Integrated computational materials engineering (ICME), i.e., using the computational approach to design engineering products by linking different materials modeling tools at multiple length scales, addresses the importance of information exchange between the heterogeneous varieties of numerous simulation tools. This strategy has recently been promoted by the US government via the Materials Genome InitiativeFootnote 1 and the EU-commission via the Integrated Computational Materials Engineering expert group.Footnote 2 The challenge for solidification scientists and metallurgists is twofold. Reliable models for prediction of an as-cast microstructure, including casting defects under the production conditions, are required on the one hand, and common database/data-structure shared with and flexible data flow interface to other materials processing tools within the production chain must be created on the other hand. Preliminarily, some trial modeling examples following this strategy can be found in Refs. 5558. The earlier approach, called through-process modeling,56,57 belongs to the ICME as well.

Fig. 4
figure 4

Modeling of solidification including the formation of a shrinkage pipe modeled with an improved SPH approach using 60,000 particles (a). The laboratory Al-Cu ingot has a diameter of 75 mm (b)

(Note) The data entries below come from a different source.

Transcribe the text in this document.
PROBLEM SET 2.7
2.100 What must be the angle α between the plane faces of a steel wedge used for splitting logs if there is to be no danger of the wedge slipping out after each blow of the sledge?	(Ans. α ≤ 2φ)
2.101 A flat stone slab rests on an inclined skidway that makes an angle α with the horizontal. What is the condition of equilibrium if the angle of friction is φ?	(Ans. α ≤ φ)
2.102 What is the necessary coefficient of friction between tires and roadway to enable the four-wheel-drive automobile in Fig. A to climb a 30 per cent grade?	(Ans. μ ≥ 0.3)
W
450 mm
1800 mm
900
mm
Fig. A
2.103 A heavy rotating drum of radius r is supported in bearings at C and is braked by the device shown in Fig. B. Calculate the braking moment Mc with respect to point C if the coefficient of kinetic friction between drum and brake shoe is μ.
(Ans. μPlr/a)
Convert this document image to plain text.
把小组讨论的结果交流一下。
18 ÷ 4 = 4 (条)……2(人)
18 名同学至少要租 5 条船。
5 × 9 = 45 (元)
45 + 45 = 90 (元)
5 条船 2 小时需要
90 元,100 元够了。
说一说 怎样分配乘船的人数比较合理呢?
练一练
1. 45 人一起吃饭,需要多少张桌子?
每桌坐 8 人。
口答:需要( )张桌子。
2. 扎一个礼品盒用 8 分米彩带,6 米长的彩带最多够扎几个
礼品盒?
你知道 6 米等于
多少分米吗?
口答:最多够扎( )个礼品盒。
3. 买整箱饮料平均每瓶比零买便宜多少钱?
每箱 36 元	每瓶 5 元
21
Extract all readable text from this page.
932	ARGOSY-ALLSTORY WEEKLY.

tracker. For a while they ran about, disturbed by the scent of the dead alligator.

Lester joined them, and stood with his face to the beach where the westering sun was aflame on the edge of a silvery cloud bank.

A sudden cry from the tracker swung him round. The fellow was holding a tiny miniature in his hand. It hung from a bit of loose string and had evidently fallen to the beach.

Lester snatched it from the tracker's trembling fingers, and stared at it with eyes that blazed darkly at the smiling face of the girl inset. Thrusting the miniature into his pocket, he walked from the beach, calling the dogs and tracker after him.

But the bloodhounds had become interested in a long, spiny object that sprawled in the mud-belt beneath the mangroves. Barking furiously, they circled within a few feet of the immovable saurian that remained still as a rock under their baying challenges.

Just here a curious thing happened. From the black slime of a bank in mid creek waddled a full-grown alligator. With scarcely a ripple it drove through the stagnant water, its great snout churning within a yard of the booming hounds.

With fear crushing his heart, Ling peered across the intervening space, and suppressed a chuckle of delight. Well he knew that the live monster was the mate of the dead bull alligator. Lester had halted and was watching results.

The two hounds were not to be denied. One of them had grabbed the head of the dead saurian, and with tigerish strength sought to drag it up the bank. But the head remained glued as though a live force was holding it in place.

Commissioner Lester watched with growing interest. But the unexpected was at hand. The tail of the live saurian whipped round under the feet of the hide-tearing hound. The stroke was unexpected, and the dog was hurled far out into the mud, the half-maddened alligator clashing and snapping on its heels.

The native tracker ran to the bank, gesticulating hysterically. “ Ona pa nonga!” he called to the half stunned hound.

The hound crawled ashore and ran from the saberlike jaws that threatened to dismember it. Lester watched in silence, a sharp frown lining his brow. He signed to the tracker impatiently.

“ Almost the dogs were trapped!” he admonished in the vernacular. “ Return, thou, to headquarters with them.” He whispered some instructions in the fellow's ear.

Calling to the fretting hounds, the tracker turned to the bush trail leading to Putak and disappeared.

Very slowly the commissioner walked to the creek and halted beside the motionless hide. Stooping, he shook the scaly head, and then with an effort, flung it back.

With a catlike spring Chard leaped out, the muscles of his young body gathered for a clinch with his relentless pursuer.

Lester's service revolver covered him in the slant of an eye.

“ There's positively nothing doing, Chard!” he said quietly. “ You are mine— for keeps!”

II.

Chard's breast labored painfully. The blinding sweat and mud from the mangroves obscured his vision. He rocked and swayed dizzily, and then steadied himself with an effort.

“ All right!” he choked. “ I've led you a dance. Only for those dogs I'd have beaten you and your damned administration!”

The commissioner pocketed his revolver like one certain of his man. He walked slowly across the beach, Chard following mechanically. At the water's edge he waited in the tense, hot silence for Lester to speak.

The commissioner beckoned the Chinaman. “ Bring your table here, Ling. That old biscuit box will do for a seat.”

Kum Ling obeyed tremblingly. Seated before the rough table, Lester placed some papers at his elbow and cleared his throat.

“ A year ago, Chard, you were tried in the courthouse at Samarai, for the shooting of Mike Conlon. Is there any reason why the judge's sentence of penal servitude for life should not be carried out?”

Automatic Process Optimization Via Simulations

Automatic process optimization via simulations (APOS) is a technique for optimization of the materials processing parameters by performing process simulations automatically. A target function that characterizes the product quality, and/or the production cost/time, must be defined. Following some optimization algorithms, e.g., gradient method and evolution strategy,59 repeated process simulations will be run by adjusting the processing parameters automatically until the target product quality and cost are achieved. One demonstrative example60 is presented to show how APOS is applied to optimize the local heat treatment parameters to achieve the target mechanical property. The mechanic properties of many aluminum alloys can be changed by a heat treatment and quenching procedure. If locally a strengthening of the alloy is needed, a localized heat treatment and quenching procedure may be an alternative to the energy-intensive and costly treatment of the whole part. Nevertheless, it is not clear which process parameters are required to achieve the desired local strengthening. Therefore, the optimization scheme performs a series of process simulations where LASER power, beam diameter, and exposure time are varied automatically until the energy minimized process is found that ensures sufficient local strengthening of the alloy.

Conclusion and Summary

Process simulations for metallurgical processes have become a daily routine for engineers working in industry. Yet, many processes are multiphase and multiphysics in nature. Considering corresponding phenomena in detail is soon bringing the standard simulation tools to the edge of their ability. In the next decades, the following is greatly needed: (I) new, more sophistic model considerations; (II) new/improved software strategies that might save most of the computation efforts; and (III) companies willing to take the effort to verify numerical predictions by measuring process details even during their production.